At Co-operative Legal Services (CLS), it all starts with training, says principal solicitor Bob Laberdie. ‘We have invested heavily to cope during a period of fast growth because we have to make sure we uphold the reputation of a very important brand. Everyone joining CLS at whatever level goes through our core induction programme which includes training on the Co-op’s ethical stance and what is and isn’t acceptable to a co-operative movement.’ CLS has 500 members of staff, 86 of them solicitors. It has a corporate structure, with a board and executive at the top, then heads of departments. ‘Ambitious lawyers can work their way up through the pay bands,’ he says. ‘We have promoted a significant number of people internally - you can’t do that unless you have given them the skills to move up.’

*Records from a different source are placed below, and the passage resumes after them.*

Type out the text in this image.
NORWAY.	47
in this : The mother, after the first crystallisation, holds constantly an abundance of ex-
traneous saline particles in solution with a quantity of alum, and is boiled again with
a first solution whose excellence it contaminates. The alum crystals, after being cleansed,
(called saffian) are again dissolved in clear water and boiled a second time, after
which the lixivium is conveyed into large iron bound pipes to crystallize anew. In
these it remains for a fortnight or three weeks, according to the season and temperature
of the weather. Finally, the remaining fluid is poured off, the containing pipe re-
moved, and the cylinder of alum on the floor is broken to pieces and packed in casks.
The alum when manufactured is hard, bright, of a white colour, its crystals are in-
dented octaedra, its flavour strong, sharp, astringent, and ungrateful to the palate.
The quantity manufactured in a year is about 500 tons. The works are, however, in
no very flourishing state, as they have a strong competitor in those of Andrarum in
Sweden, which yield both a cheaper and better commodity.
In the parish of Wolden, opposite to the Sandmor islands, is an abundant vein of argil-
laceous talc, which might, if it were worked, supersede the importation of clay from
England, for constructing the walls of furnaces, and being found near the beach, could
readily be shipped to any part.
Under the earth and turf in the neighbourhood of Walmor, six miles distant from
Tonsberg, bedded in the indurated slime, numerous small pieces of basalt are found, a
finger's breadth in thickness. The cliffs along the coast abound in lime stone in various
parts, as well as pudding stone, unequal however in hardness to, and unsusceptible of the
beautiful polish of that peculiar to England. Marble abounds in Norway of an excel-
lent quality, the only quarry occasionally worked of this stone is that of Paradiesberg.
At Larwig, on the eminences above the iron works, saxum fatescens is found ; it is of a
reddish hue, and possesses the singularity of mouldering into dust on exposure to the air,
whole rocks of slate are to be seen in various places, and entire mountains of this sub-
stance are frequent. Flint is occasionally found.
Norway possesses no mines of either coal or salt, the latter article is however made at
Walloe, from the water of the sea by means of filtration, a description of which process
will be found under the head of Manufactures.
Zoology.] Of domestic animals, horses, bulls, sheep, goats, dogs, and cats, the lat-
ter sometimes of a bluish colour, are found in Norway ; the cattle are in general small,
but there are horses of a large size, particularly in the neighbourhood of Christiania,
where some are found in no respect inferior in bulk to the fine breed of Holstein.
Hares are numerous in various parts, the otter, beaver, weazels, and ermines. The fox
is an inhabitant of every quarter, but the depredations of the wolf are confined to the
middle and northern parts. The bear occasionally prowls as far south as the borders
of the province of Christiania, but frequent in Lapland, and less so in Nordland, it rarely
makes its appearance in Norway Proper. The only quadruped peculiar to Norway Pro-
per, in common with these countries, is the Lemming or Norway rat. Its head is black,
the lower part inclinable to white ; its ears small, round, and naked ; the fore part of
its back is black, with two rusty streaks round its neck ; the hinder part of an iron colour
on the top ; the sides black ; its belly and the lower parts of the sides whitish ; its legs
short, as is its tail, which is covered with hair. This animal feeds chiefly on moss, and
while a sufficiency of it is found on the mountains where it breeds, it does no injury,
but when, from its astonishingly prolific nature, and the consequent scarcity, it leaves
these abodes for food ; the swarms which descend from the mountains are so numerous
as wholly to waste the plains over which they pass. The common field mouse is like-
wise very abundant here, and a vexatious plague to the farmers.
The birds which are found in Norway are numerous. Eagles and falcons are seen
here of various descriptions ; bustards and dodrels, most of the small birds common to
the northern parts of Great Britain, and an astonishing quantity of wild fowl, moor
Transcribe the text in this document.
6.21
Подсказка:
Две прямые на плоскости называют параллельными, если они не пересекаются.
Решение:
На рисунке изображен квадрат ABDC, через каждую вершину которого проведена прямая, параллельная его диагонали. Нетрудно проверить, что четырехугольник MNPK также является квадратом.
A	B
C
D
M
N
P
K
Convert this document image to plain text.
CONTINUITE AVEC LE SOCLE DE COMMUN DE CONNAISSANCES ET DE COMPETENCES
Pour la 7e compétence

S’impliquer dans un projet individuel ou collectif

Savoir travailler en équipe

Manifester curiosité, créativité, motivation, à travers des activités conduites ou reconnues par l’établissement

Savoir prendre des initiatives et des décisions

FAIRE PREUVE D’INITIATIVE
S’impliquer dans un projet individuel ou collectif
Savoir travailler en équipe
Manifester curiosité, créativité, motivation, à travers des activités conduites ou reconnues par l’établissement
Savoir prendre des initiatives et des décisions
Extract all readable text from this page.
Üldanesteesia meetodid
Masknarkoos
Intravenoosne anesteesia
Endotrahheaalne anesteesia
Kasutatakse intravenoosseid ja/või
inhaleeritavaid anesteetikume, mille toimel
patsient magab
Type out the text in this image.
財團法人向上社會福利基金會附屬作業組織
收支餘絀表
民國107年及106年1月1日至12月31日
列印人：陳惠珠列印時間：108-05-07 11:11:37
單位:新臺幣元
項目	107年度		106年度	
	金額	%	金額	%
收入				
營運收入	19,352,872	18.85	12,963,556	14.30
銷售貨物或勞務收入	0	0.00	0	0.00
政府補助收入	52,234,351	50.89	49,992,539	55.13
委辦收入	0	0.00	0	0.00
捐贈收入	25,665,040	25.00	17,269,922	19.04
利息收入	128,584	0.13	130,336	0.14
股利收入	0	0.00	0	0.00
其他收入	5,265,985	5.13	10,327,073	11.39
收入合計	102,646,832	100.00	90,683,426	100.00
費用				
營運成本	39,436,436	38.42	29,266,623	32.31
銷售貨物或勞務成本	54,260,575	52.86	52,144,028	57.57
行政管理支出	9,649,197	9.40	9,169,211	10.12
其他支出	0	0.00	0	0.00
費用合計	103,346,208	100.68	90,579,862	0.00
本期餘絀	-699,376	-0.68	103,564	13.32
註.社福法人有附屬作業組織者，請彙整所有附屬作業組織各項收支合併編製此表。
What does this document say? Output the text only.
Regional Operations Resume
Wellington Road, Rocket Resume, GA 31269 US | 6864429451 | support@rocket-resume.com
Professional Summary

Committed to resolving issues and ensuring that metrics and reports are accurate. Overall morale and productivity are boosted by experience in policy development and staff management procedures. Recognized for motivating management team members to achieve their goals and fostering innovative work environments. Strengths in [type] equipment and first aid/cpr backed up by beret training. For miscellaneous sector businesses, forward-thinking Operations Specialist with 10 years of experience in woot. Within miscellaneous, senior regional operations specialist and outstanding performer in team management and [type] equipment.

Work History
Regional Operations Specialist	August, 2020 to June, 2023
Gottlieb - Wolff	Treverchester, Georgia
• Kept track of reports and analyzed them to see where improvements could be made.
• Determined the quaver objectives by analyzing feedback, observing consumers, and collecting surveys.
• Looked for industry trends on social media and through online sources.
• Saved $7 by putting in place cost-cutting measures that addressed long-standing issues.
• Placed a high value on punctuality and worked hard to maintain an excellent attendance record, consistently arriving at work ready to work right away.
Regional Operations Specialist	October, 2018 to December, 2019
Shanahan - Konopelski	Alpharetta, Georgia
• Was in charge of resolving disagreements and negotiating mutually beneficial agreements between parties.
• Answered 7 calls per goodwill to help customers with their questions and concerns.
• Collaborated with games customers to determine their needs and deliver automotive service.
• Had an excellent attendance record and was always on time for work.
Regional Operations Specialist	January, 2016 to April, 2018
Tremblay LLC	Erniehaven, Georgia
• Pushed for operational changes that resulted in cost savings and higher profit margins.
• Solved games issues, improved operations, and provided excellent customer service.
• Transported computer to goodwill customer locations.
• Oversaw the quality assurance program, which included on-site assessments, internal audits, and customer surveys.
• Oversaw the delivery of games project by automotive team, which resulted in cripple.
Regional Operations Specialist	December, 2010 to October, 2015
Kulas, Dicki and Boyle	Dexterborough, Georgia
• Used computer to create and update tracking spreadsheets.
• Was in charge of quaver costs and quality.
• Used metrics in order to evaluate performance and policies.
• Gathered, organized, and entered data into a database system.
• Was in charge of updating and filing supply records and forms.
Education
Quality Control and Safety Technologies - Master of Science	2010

With so much focus on firms’ own development programmes, what part does compulsory CPD play? The SRA commissioned Nottingham Law School (NLS) in April to undertake a research programme into CPD, with the findings fed into the LETR review. NLS project leader Pamela Henderson says CPD activity is often not integrated into formal appraisal systems, so the important link between individual career planning and development activity is not established. However, others have sophisticated career development schemes which are genuinely developmental and focus on enhancement, rather than mere compliance.
One idea that has emerged during NLS’s discussions with focus groups is that those employers or organisations that can show they have an effective CPD system of their own should be allowed to continue, even if it does not precisely match the requirements of the formal SRA framework. JLD committee member Alexia Binns is leading the JLD’s responses to the LETR. With nearly two years’ PQE, she works in-house for an insurance company in Grantham, and is encouraged to go on relevant courses. Having a compulsory requirement, she says, gives important leverage to young lawyers, whose firms may not be keen to pay for training.
Some argue that compulsory CPD should be dispensed with entirely because those who are incompetent will end up losing their practising certificate. But that means a client has to suffer. There are counter-arguments that the number of hours should be raised significantly with more required elements. But bombarding firms with demands to spend more and more money would not be welcomed.
So how does one convey the message that CPD is about business - about winning and keeping clients, and beating the competition - not training? For Davey, one option could be some form of accreditation, with mandatory practical on-the-job study. That could be controversial, he admits. The controversial quality assurance scheme for advocates requires people to submit periodically to reaccreditation. ‘Some in the profession look at that approach with utter horror,’ he says. ‘Others say if you are good at your job, what is the problem? What I don’t think you can do is rely on a competitive market to assure quality.’
At Mills & Reeve, ‘quirky’ is good. The aim, says Duke, is to achieve a consistency of service delivery, while allowing partners the freedom to be themselves with their clients. ‘People think law is a book job or an intellectual job. It isn’t. It’s a people job and those who are good at that are rarer than the technical breed. That’s what we try to encourage in our junior lawyers because, if you don’t like people, don’t be a lawyer.’